A number of residents in the Pinebrook and Jeremy Ranch communities are concerned about the safety of pedestrians, especially near the intersection of Homestead and Rasmussen Roads. Among solutions proposed, a pedestrian underpass beneath Interstate 80 is one of them.
The cause has been gaining steam via social media in the last month. A month ago, a Facebook Community Group called 'Park City Pedestrian Passage' was formed, and has since garnered 152 likes. The group's purpose is:
"The Pinebrook and Jeremy Ranch freeway on and off ramps and surrounding intersections are very congested and dangerous for pedestrians and bike riders. This page is dedicated to help raise awareness and address [the] problem to get it fixed!"
The creator of the page and driving force behind the awareness campaign is Jeremy Ranch resident Jennifer Terry. Terry claims she is "not a politician, just a mom," and describes this push for greater pedestrian access as a "grassroots movement" in her community.
Summit County Engineer Derrick Radke said that the county currently has a concept plan to help address traffic issues around Homestead Rd. at the Jeremy Ranch exit off I-80 that involves implementing four roundabouts. The project would include pedestrian improvements and sidewalks, but the county needs the Utah Department of Transportation to sign off on the plan.
One of the proposed schematics for addressing pedestrian concerns can be seen on Terry's Facebook page. It involves a bike path that would feature a tunnel underneath Homestead Rd. with another tunnel going under Rasmussen Rd. under the Jeremy Ranch Elementary School car entrance.
Another schematic shows two pedestrian underpasses crossing underneath I-80, connecting Jeremy Ranch with Pinebrook. Both would stretch from Rasmussen Rd. to Kilby Rd. and could involve wildlife fencing that would be placed alongside I-80.
"We have four schools in this immediate area. We all have kids younger than middle school and younger," Terry said. "They all like to ride their bikes to school and they can't. Jeremy Ranch [Elementary] has the least amount of kids riding their bikes to school because it's simply unsafe."
Radke said a tunnel could be very expensive, but the county would need to study the costs to see if it could be feasible. The county, he said, is currently not budgeting for construction, but rather for design.
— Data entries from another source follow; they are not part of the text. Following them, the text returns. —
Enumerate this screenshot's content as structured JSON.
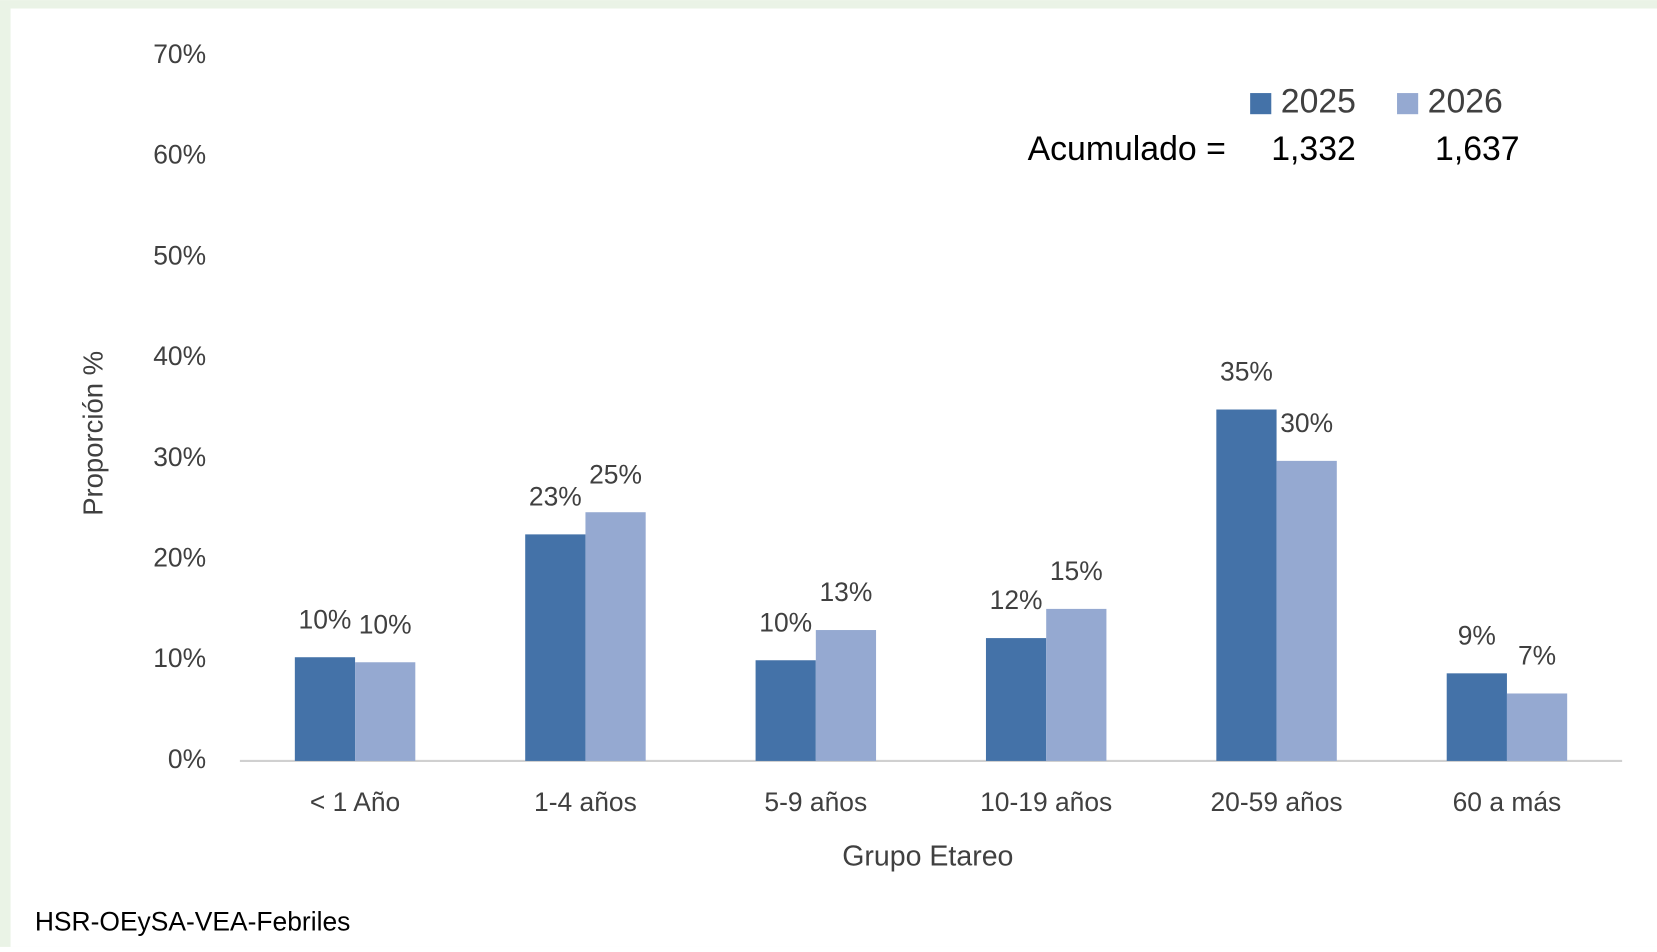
{
  "chart_data": {
    "type": "bar",
    "categories": [
      "< 1 Año",
      "1-4 años",
      "5-9 años",
      "10-19 años",
      "20-59 años",
      "60 a más"
    ],
    "series": [
      {
        "name": "2025",
        "color": "#4472a8",
        "values": [
          10.3,
          22.5,
          10.0,
          12.2,
          34.9,
          8.7
        ],
        "value_labels": [
          "10%",
          "23%",
          "10%",
          "12%",
          "35%",
          "9%"
        ]
      },
      {
        "name": "2026",
        "color": "#95a9d1",
        "values": [
          9.8,
          24.7,
          13.0,
          15.1,
          29.8,
          6.7
        ],
        "value_labels": [
          "10%",
          "25%",
          "13%",
          "15%",
          "30%",
          "7%"
        ]
      }
    ],
    "ylim": [
      0,
      70
    ],
    "yticks": [
      {
        "value": 0,
        "label": "0%"
      },
      {
        "value": 10,
        "label": "10%"
      },
      {
        "value": 20,
        "label": "20%"
      },
      {
        "value": 30,
        "label": "30%"
      },
      {
        "value": 40,
        "label": "40%"
      },
      {
        "value": 50,
        "label": "50%"
      },
      {
        "value": 60,
        "label": "60%"
      },
      {
        "value": 70,
        "label": "70%"
      }
    ],
    "ylabel": "Proporción %",
    "xlabel": "Grupo Etareo",
    "grid": false,
    "legend": "upper right",
    "annotation": {
      "label": "Acumulado =",
      "totals": [
        {
          "value": 1332,
          "label": "1,332"
        },
        {
          "value": 1637,
          "label": "1,637"
        }
      ]
    },
    "source": "HSR-OEySA-VEA-Febriles"
  }
}
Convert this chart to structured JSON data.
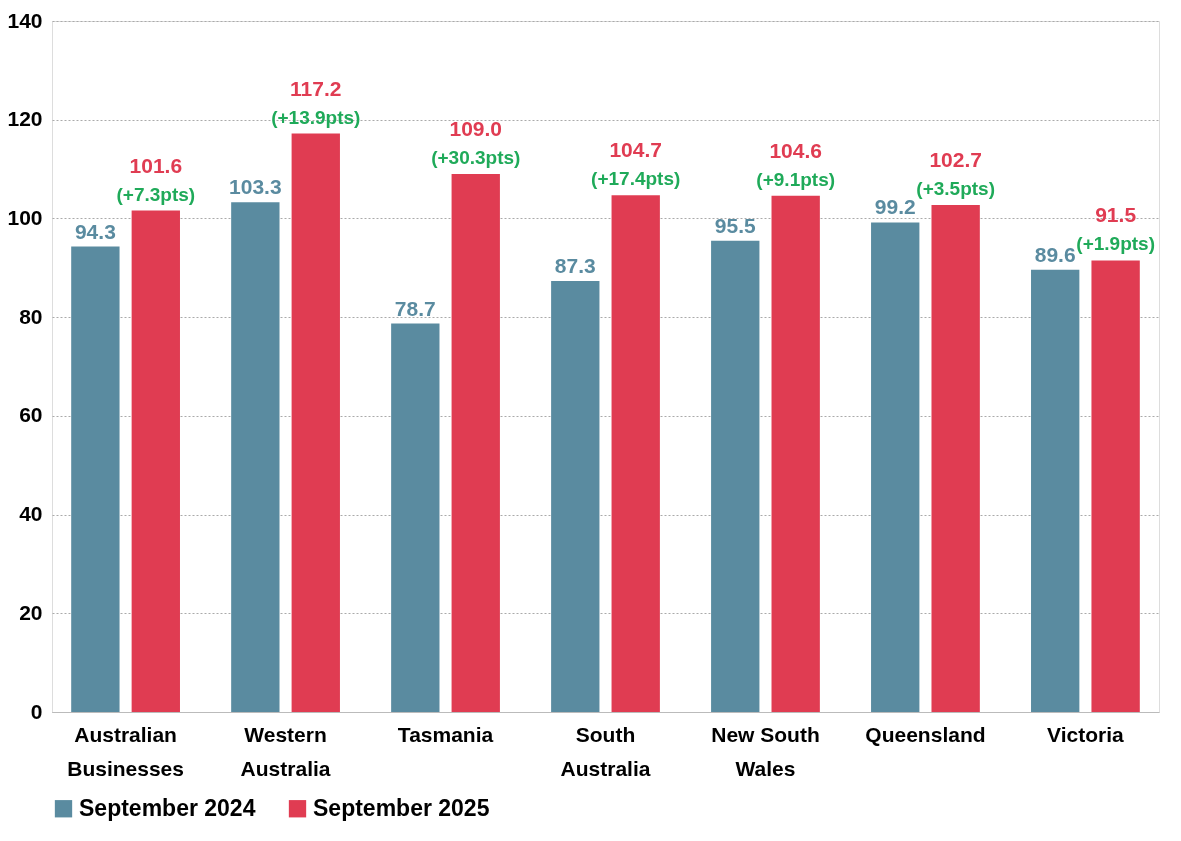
{
  "chart_data": {
    "type": "bar",
    "categories": [
      "Australian Businesses",
      "Western Australia",
      "Tasmania",
      "South Australia",
      "New South Wales",
      "Queensland",
      "Victoria"
    ],
    "series": [
      {
        "name": "September 2024",
        "color": "#5a8ba0",
        "values": [
          94.3,
          103.3,
          78.7,
          87.3,
          95.5,
          99.2,
          89.6
        ],
        "value_labels": [
          "94.3",
          "103.3",
          "78.7",
          "87.3",
          "95.5",
          "99.2",
          "89.6"
        ]
      },
      {
        "name": "September 2025",
        "color": "#e03c52",
        "values": [
          101.6,
          117.2,
          109.0,
          104.7,
          104.6,
          102.7,
          91.5
        ],
        "value_labels": [
          "101.6",
          "117.2",
          "109.0",
          "104.7",
          "104.6",
          "102.7",
          "91.5"
        ]
      }
    ],
    "annotations": [
      "(+7.3pts)",
      "(+13.9pts)",
      "(+30.3pts)",
      "(+17.4pts)",
      "(+9.1pts)",
      "(+3.5pts)",
      "(+1.9pts)"
    ],
    "ylim": [
      0,
      140
    ],
    "yticks": [
      0,
      20,
      40,
      60,
      80,
      100,
      120,
      140
    ],
    "grid": "y",
    "legend": "bottom"
  }
}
Approval would have to come from UDOT.
"We looked at this five-plus years ago and everybody was gung-ho to go [forward with the roundabouts]. Then traffic went down a bit and UDOT had other funding priorities," Radke said.
Summit County Transportation Engineer Kent Wilkerson said the county would not implement four roundabouts without a pedestrian passageway. He is aware of residents' concerns and encourages dialogue on the subject.
"The biggest frustration is the fact that there are no pedestrian ways in that area," Wilkerson said. "The current Master Plan calls for pedestrian improvements any time we do projects. We're open to looking at alternatives."
Terry said she knows that Park City is a proponent of trail interconnectivity, but she said the Jeremy Ranch community, in particular, is "neglected" in this way.
"We need more non-motorized paths in our area," Terry said. "All I want is to have that pedestrian access included into the giant design before they start. If they do that whole design and [don't] include that pedestrian passage, it'll take another 10 years for them to retrofit something."
Wilkerson said the county wants to work with the Snyderville Basin Special Recreation District in addressing pedestrian issues such as these, and updating the Snyderville Basin Recreation and Trails Master Plan may be one step in that direction.
Terry said she simply wants to raise awareness about the pedestrian issues around Jeremy Ranch and Pinebrook and that many residents would find such underpasses beneficial.
"I'm thinking that the traffic reduction would be significant if kids could ride to school," Terry said. "I want to raise awareness that there is a need for this. Maybe my ideas aren't perfect and maybe somebody has a better idea of how to solve the problem. I want this to be a win-win for everybody."